In Europa, di contro, i soliti noti delle lobby petrolifere e dei loro replicanti nelle istituzioni si affaticano a veicolare ancora più risorse pubbliche nell’economia del petrolio e del gas. Recentemente è stato rivelato come la Commissione europea abbia pesantemente pressato la Banca Europea per gli Investimenti (Bei) per rompere gli indugi e finanziare il cosiddetto Corridoio Sud del Gas (noto anche con gli acronimi TAP e TANAP), che porterebbe il gas dall’Azerbaigian al Salento in Italia. Al proposito Re:Common è in grado di produrre la lettera inviata dalla Commissione al seguente link.
Come ormai sappiamo bene, l’opera è controversa e criticata dalle comunità locali e da tante organizzazioni a livello europeo. La Bei vorrebbe concedere prestiti per 3 miliardi di euro, una follia poiché nessuna singola opera ha mai ricevuto così tanti prestiti pubblici dalla Banca dell’UE. Poco importa che il mega gasdotto vincolerà per decenni l’Europa al consumo di gas. E a chi protesta anche con ricorsi contro presunte violazioni del consorzio costruttore in Italia, la Banca risponde di rivolgersi alle imprese e non al suo meccanismo interno per i ricorsi, ed anzi aggiunge che è meglio che chi denuncia accetti che la propria identità sia resa pubblica (qui la lettera di risposta della Bei). Un invito sgradevole, vista la militarizzazione in corso nel Salento per permettere ai lavori di andare avanti, anche se a fatica.

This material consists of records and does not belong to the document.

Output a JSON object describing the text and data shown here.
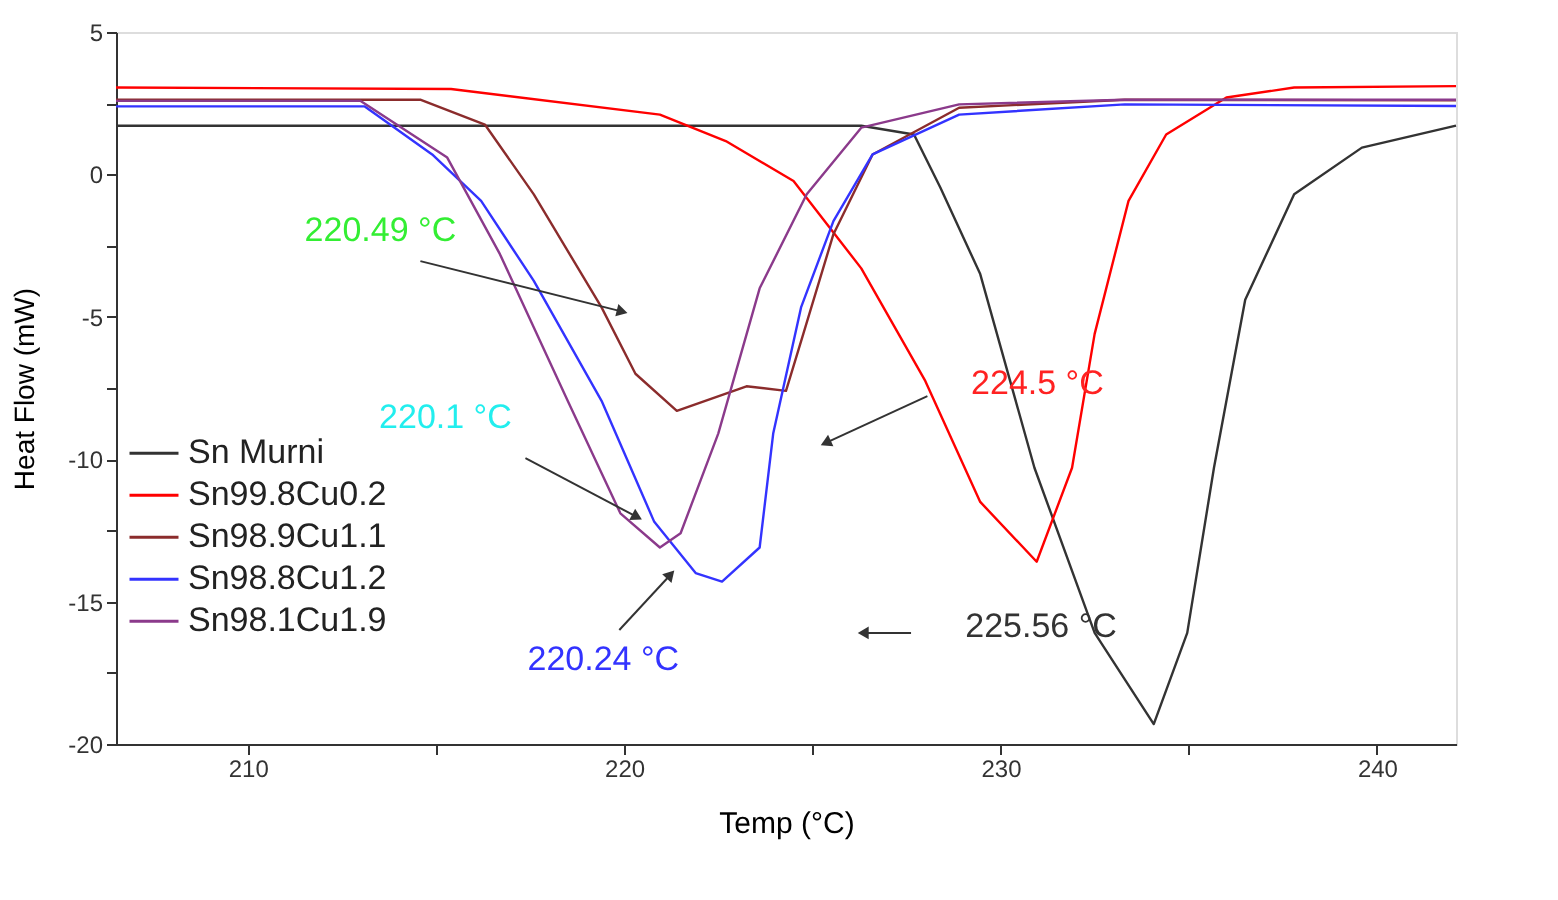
{
  "chart_data": {
    "type": "line",
    "xlabel": "Temp (°C)",
    "ylabel": "Heat Flow (mW)",
    "xlim": [
      206.5,
      242.1
    ],
    "ylim": [
      -20,
      5
    ],
    "xticks": [
      210,
      {
        "value": 215,
        "label": null
      },
      220,
      {
        "value": 225,
        "label": null
      },
      230,
      {
        "value": 235,
        "label": null
      },
      240
    ],
    "yticks": [
      5,
      {
        "value": 2.5,
        "label": null
      },
      0,
      {
        "value": -2.5,
        "label": null
      },
      -5,
      {
        "value": -7.5,
        "label": null
      },
      -10,
      {
        "value": -12.5,
        "label": null
      },
      -15,
      {
        "value": -17.5,
        "label": null
      },
      -20
    ],
    "grid": false,
    "legend": "left",
    "marker": "none",
    "line_style": "solid",
    "series": [
      {
        "name": "Sn Murni",
        "color": "#333333",
        "x": [
          206.5,
          215,
          222,
          226.3,
          227.7,
          228.4,
          229.46,
          230.9,
          232.5,
          234.07,
          234.96,
          235.67,
          236.5,
          237.8,
          239.6,
          242.1
        ],
        "values": [
          1.71,
          1.71,
          1.71,
          1.71,
          1.4,
          -0.46,
          -3.5,
          -10.3,
          -16.1,
          -19.3,
          -16.1,
          -10.3,
          -4.4,
          -0.7,
          0.94,
          1.71
        ]
      },
      {
        "name": "Sn99.8Cu0.2",
        "color": "#ff0000",
        "x": [
          206.5,
          215.4,
          220.95,
          222.7,
          224.5,
          226.3,
          228.0,
          229.46,
          230.96,
          231.9,
          232.5,
          233.4,
          234.4,
          236.0,
          237.8,
          242.1
        ],
        "values": [
          3.05,
          3.0,
          2.1,
          1.17,
          -0.23,
          -3.3,
          -7.25,
          -11.5,
          -13.6,
          -10.3,
          -5.6,
          -0.93,
          1.4,
          2.7,
          3.05,
          3.1
        ]
      },
      {
        "name": "Sn98.9Cu1.1",
        "color": "#8b2c2c",
        "x": [
          206.5,
          214.6,
          216.3,
          217.6,
          219.4,
          220.3,
          221.4,
          223.25,
          224.3,
          224.76,
          225.56,
          226.6,
          228.9,
          233.3,
          242.1
        ],
        "values": [
          2.62,
          2.62,
          1.75,
          -0.7,
          -4.67,
          -7.0,
          -8.3,
          -7.44,
          -7.6,
          -5.6,
          -2.1,
          0.7,
          2.34,
          2.62,
          2.6
        ]
      },
      {
        "name": "Sn98.8Cu1.2",
        "color": "#3333ff",
        "x": [
          206.5,
          213.1,
          214.9,
          216.2,
          217.6,
          219.4,
          220.8,
          221.9,
          222.6,
          223.6,
          223.96,
          224.7,
          225.56,
          226.6,
          228.9,
          233.3,
          242.1
        ],
        "values": [
          2.39,
          2.39,
          0.7,
          -0.93,
          -3.74,
          -7.95,
          -12.2,
          -14.0,
          -14.3,
          -13.1,
          -9.1,
          -4.67,
          -1.64,
          0.7,
          2.1,
          2.46,
          2.4
        ]
      },
      {
        "name": "Sn98.1Cu1.9",
        "color": "#8b3a8b",
        "x": [
          206.5,
          213.0,
          215.3,
          216.7,
          218.5,
          219.9,
          220.95,
          221.5,
          222.5,
          223.6,
          224.85,
          226.3,
          228.9,
          233.3,
          242.1
        ],
        "values": [
          2.58,
          2.58,
          0.59,
          -2.8,
          -7.95,
          -11.9,
          -13.1,
          -12.6,
          -9.1,
          -4.0,
          -0.7,
          1.64,
          2.46,
          2.62,
          2.62
        ]
      }
    ],
    "annotations": [
      {
        "text": "220.49 °C",
        "x": 219.9,
        "y": -4.8
      },
      {
        "text": "220.1 °C",
        "x": 220.3,
        "y": -12.0
      },
      {
        "text": "224.5 °C",
        "x": 225.4,
        "y": -9.4
      },
      {
        "text": "220.24 °C",
        "x": 221.2,
        "y": -14.1
      },
      {
        "text": "225.56 °C",
        "x": 226.4,
        "y": -16.1
      }
    ]
  }
}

Il fondo norvegese è un gigante non solo per la sua taglia, bensì soprattutto per la lungimiranza e l’esempio di democrazia e promozione dell’interesse pubblico che dà al mondo intero. Da noi la Banca dell’Unione Europea sembra preferire gli interessi dei soliti noti e il sostegno a un business sempre più legato al passato che al futuro. La Banca dell’Unione Europea e molti dei suoi governi azionisti, tra cui quello italiano in prima fila, appaiono dei nani determinati a buttare al vento 3 miliardi di soldi pubblici pur di non ammettere che è venuta l’ora di cambiare e dire no a chi vuole continuare a distruggere il pianeta solo per i suoi interessi di bottega.
Ironia della sorte, la Bei dovrebbe decidere sul finanziamento della mega opera proprio il prossimo 13 dicembre, il giorno dopo il summit sulla finanza per il clima convocato a Parigi dal Presidente francese Emmanuel Macron. In quel contesto, le stesse banche pubbliche e governi europei potrebbero prendere alcuni impegni a parole per ridurre il sostegno ai combustibili fossili per far fronte all’esigenza climatici. Parole da nani (politici), appunto, se poi i fatti dicono altro.